Comment j’en suis arrivée là? D’abord, un peu de contexte.
Un mouvement méconnu
À l’automne 2021, une loi adoptée par l’état du Texas a fait les manchettes : cette loi, entrée en vigueur le 1er septembre dernier, interdit l’avortement après six semaines de grossesse, même en cas d’inceste ou de viol. Pourtant garanti depuis l’arrêt historique de la Cour suprême américaine Roe v. Wade en 1973, le droit à l’avortement est plus en péril que jamais aux États-Unis.
À l’heure où le mouvement pro-choix mange la claque au sud de la frontière, je me suis demandé à quoi ressemblait le mouvement anti-avortement chez nous, au Québec. Assurément, il ne revêt pas les allures d’un juge républicain machiste comme aux États-Unis. Alors quel visage prend-il ici?

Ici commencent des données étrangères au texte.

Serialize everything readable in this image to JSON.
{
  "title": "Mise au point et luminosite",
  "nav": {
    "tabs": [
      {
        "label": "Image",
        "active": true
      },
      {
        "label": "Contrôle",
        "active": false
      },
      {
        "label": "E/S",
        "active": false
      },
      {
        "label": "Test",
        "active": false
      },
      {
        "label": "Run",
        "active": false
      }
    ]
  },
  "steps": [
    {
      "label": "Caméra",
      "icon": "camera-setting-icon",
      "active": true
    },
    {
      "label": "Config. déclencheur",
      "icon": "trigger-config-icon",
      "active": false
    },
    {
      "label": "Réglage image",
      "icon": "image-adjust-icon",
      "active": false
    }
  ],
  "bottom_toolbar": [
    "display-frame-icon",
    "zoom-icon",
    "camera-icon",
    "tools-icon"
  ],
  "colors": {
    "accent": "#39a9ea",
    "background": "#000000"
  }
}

Au fil de mes recherches et de mes entrevues, j’ai constaté qu’une partie du mouvement anti-avortement au Québec est incarnée par des centres de grossesse qui, sous un vernis de neutralité, découragent les femmes d’avoir recours à l’avortement en usant de divers moyens. Pour exister, ces centres doivent être financés. Et au moins deux d’entre eux l’ont été récemment par certains de nos élus.
Du soutien depuis 2016
Les centres Accueil Grossesse Drummondville et Accueil Grossesse Beauce-Appalaches semblent à première vue tout ce qu’il y a de plus accueillant pour une personne qui se poserait des questions sur sa grossesse non désirée. C’est du moins l’impression qui se dégage de leur site web. « Une assistance respectueuse de tes décisions, qui ne juge pas et ne t’oblige à aucun engagement. », pouvons-nous lire sur la page « Qui sommes-nous » du second centre. « Nous offrons de l’information et recommandons nos clientes vers d’autres organismes qui peuvent leur venir en aide », retrouve-t-on dans l’énoncé de service du premier.

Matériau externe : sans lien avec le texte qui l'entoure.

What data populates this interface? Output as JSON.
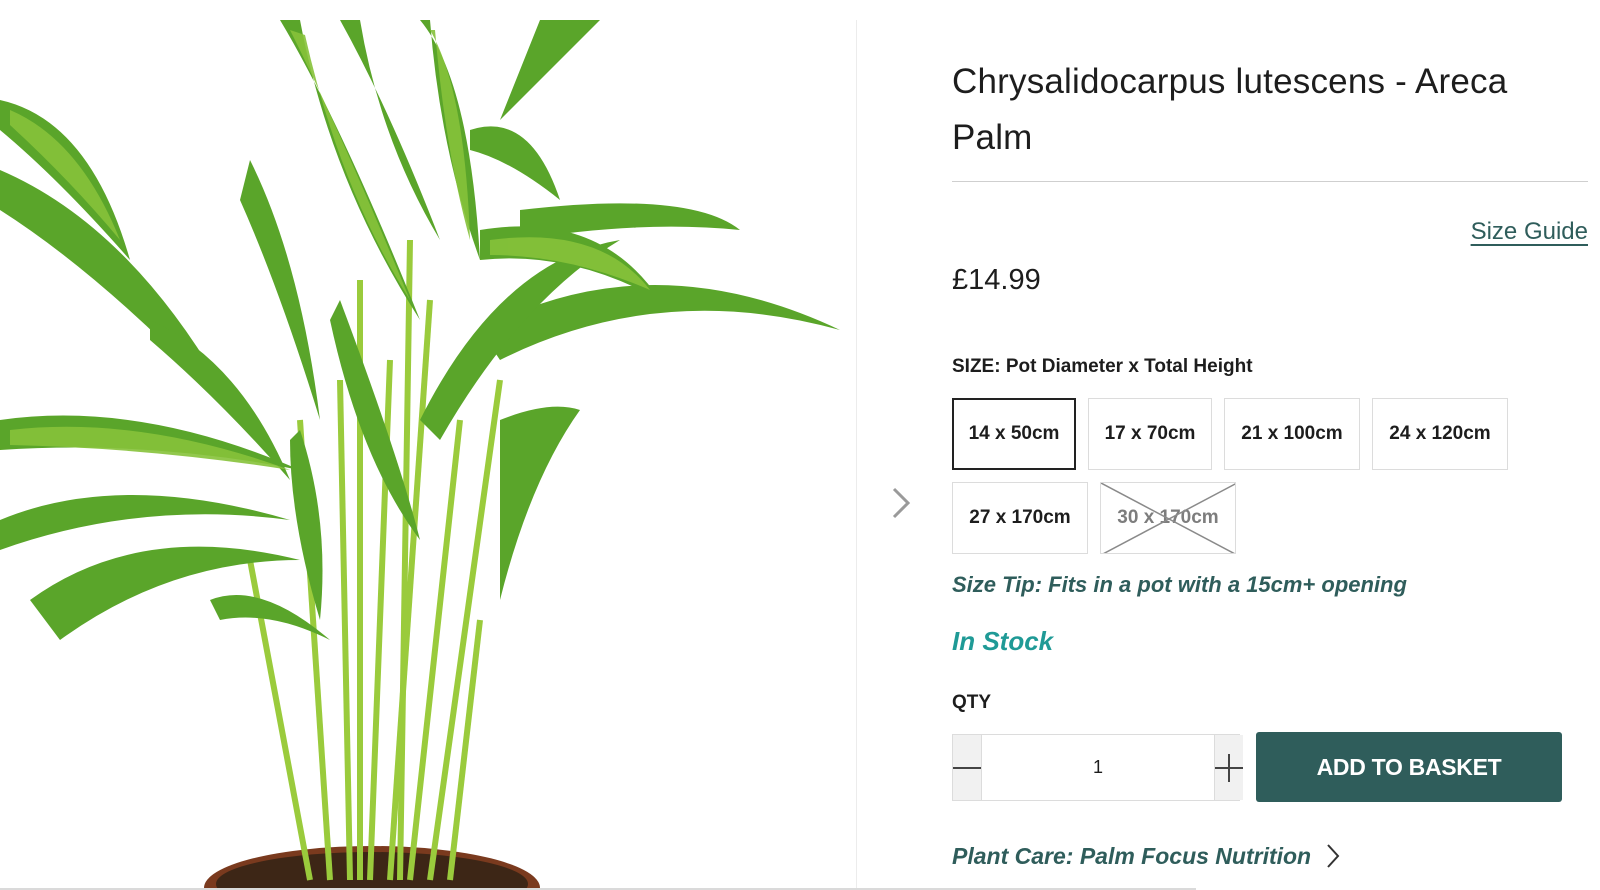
{
  "product": {
    "title": "Chrysalidocarpus lutescens - Areca Palm",
    "price": "£14.99",
    "size_guide_label": "Size Guide",
    "image_icon": "plant-photo"
  },
  "size": {
    "label": "SIZE: Pot Diameter x Total Height",
    "options": [
      {
        "label": "14 x 50cm",
        "state": "selected"
      },
      {
        "label": "17 x 70cm",
        "state": "available"
      },
      {
        "label": "21 x 100cm",
        "state": "available"
      },
      {
        "label": "24 x 120cm",
        "state": "available"
      },
      {
        "label": "27 x 170cm",
        "state": "available"
      },
      {
        "label": "30 x 170cm",
        "state": "unavailable"
      }
    ],
    "tip": "Size Tip: Fits in a pot with a 15cm+ opening"
  },
  "stock": {
    "status": "In Stock",
    "color": "#1f9a96"
  },
  "quantity": {
    "label": "QTY",
    "value": "1",
    "decrement_icon": "minus-icon",
    "increment_icon": "plus-icon"
  },
  "cart": {
    "add_label": "ADD TO BASKET",
    "button_color": "#2f5d5b"
  },
  "care": {
    "label": "Plant Care: Palm Focus Nutrition",
    "icon": "chevron-right-icon"
  },
  "gallery": {
    "next_icon": "chevron-right-icon"
  },
  "colors": {
    "accent": "#2f5d5b",
    "text": "#1d1d1d",
    "border": "#dcdcdc"
  }
}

Si l’avortement est parfois mentionné, il l’est surtout sous forme de question (« Vais-je me faire avorter? »). On évite de donner de l’information détaillée, neutre et objective à propos des interruptions de grossesse, comme ce qu’on peut lire sur les sites des CIUSS à travers la province. Somme toute, sur ces deux sites, rien ne laisse présager la moindre position anti-choix.

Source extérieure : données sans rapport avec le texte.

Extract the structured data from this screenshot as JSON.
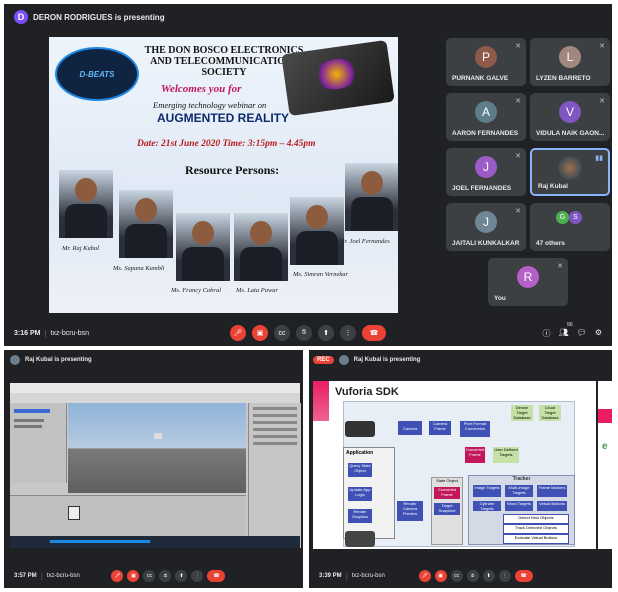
{
  "main": {
    "presenter_initial": "D",
    "presenting_text": "DERON RODRIGUES is presenting",
    "slide": {
      "logo_text": "D-BEATS",
      "society_line1": "THE DON BOSCO ELECTRONICS",
      "society_line2": "AND TELECOMMUNICATIONS",
      "society_line3": "SOCIETY",
      "welcome": "Welcomes you for",
      "subtitle": "Emerging technology webinar on",
      "topic": "AUGMENTED REALITY",
      "date_line": "Date: 21st June 2020  Time: 3:15pm – 4.45pm",
      "resource_heading": "Resource Persons:",
      "persons": [
        "Mr. Raj Kubal",
        "Ms. Sapana Kambli",
        "Ms. Francy Cabral",
        "Ms. Lata Pawar",
        "Ms. Simran Vernekar",
        "Mr. Joel Fernandes"
      ]
    },
    "participants": [
      {
        "initial": "P",
        "name": "PURNANK GALVE",
        "color": "#8e5a4a"
      },
      {
        "initial": "L",
        "name": "LYZEN BARRETO",
        "color": "#a1887f"
      },
      {
        "initial": "A",
        "name": "AARON FERNANDES",
        "color": "#5f7c8a"
      },
      {
        "initial": "V",
        "name": "VIDULA NAIK GAON...",
        "color": "#7e57c2"
      },
      {
        "initial": "J",
        "name": "JOEL FERNANDES",
        "color": "#9c5cc8"
      },
      {
        "initial": "",
        "name": "Raj Kubal",
        "color": "#6d7f8c"
      },
      {
        "initial": "J",
        "name": "JAITALI KUNKALKAR",
        "color": "#6f8694"
      },
      {
        "initial": "G S",
        "name": "47 others",
        "color": "#3c4043"
      },
      {
        "initial": "R",
        "name": "You",
        "color": "#b560c8"
      }
    ],
    "time": "3:16 PM",
    "meeting_code": "txz-bcru-bsn",
    "people_count": "56"
  },
  "left": {
    "presenting_text": "Raj Kubal is presenting",
    "time": "3:57 PM",
    "meeting_code": "txz-bcru-bsn"
  },
  "right": {
    "rec_label": "REC",
    "presenting_text": "Raj Kubal is presenting",
    "slide_title": "Vuforia SDK",
    "blocks": {
      "camera": "Camera",
      "camera_frame": "Camera Frame",
      "pixel_format": "Pixel Format Conversion",
      "application": "Application",
      "query_state": "Query State Object",
      "update_logic": "Update App Logic",
      "render_graphics": "Render Graphics",
      "render_preview": "Render Camera Preview",
      "converted_frame": "Converted Frame",
      "state_object": "State Object",
      "target_snapshot": "Target Snapshot",
      "user_targets": "User Defined Targets",
      "tracker": "Tracker",
      "image_targets": "Image Targets",
      "multi_targets": "Multi-Image Targets",
      "frame_markers": "Frame Markers",
      "cylinder_targets": "Cylinder Targets",
      "word_targets": "Word Targets",
      "virtual_buttons": "Virtual Buttons",
      "detect": "Detect New Objects",
      "track": "Track Detected Objects",
      "evaluate": "Evaluate Virtual Buttons",
      "device_db": "Device Target Database",
      "cloud_db": "Cloud Target Database"
    },
    "time": "3:39 PM",
    "meeting_code": "txz-bcru-bsn"
  }
}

On évite de donner de l’information détaillée, neutre et objective à propos des interruptions de grossesse.
Mais les deux centres mentionnés plus haut font en réalité partie de la liste des groupes anti-choix établie par la Coalition pour le droit à l’avortement au Canada, dont la dernière mise à jour remonte au 21 décembre 2021. Le centre de Drummondville est d’ailleurs affilié à Birthright International, une organisation anti-avortement qui, selon son site web, comporte plus de 220 centres majoritairement situés aux États-Unis, mais aussi au Canada et dans quatre pays d’Afrique. Le centre de Beauce-Appalaches était affilié à Birthright lors de sa création, mais s’en est dissocié après quelques années en raison d’enjeux linguistiques, m’a expliqué sa présidente au téléphone.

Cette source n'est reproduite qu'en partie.